Background
Patients with pelvic ring injuries present with fractures ranging from single pelvic fractures to those accompanied by many life-threatening injuries. Sacroiliac joint disruption from high-energy trauma is always complicated with chronic pain and long-term morbidity. Open reduction and anterior stabilization with anterior plating have biomechanical advantages.
Patients and method
Ten patients were studied at Al-Azhar University Hospital (Damietta) during the period from March 2009 to February 2011. There were eight (80%) men and two (20%) women. Their ages ranged from 20 to 50 years. All patients presented with acute pelvic pain, with a history of a road traffic accident in nine (90%) patients and falling from height in one (10%) patient. Plain radiography was the first step in the diagnosis and development of a treatment plan for patients with pelvic trauma.
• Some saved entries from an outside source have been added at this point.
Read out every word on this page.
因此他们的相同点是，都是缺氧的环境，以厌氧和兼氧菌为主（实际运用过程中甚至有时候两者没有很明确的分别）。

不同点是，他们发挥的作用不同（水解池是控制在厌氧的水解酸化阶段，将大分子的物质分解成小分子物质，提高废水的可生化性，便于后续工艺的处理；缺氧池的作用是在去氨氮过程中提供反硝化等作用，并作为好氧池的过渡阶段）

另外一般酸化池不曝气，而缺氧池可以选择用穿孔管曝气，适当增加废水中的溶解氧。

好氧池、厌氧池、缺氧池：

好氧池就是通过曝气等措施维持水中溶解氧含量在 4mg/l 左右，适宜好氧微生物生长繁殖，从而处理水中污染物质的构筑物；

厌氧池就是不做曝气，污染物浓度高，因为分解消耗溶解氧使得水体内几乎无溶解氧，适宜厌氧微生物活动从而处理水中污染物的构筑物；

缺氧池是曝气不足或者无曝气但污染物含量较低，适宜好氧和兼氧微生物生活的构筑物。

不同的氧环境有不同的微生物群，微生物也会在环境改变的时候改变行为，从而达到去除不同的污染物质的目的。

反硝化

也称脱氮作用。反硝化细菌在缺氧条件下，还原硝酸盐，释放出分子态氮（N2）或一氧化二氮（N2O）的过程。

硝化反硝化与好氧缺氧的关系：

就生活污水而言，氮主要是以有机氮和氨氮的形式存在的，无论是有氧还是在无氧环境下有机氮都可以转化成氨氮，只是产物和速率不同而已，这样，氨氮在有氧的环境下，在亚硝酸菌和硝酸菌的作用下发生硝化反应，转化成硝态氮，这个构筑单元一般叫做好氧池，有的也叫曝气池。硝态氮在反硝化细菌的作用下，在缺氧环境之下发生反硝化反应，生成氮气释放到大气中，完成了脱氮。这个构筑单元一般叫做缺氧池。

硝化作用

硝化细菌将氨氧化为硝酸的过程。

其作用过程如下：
Computed tomography has been proven to be an effective diagnostic tool for the evaluation of pelvic fractures.
Results
The results were excellent in three (30%) patients, good in six (60%) patients, and poor in one (10%) patient. Complications included posterior pelvic pain in one (10%) patient, superficial infection in one (10%) patient, foot drop in one (10%) patient, and pelvic tilt in one (10%) patient.
Conclusion
Surgical anterior stabilization was required for type C injuries with two plates lead to excellent outcome and associated with minor complications.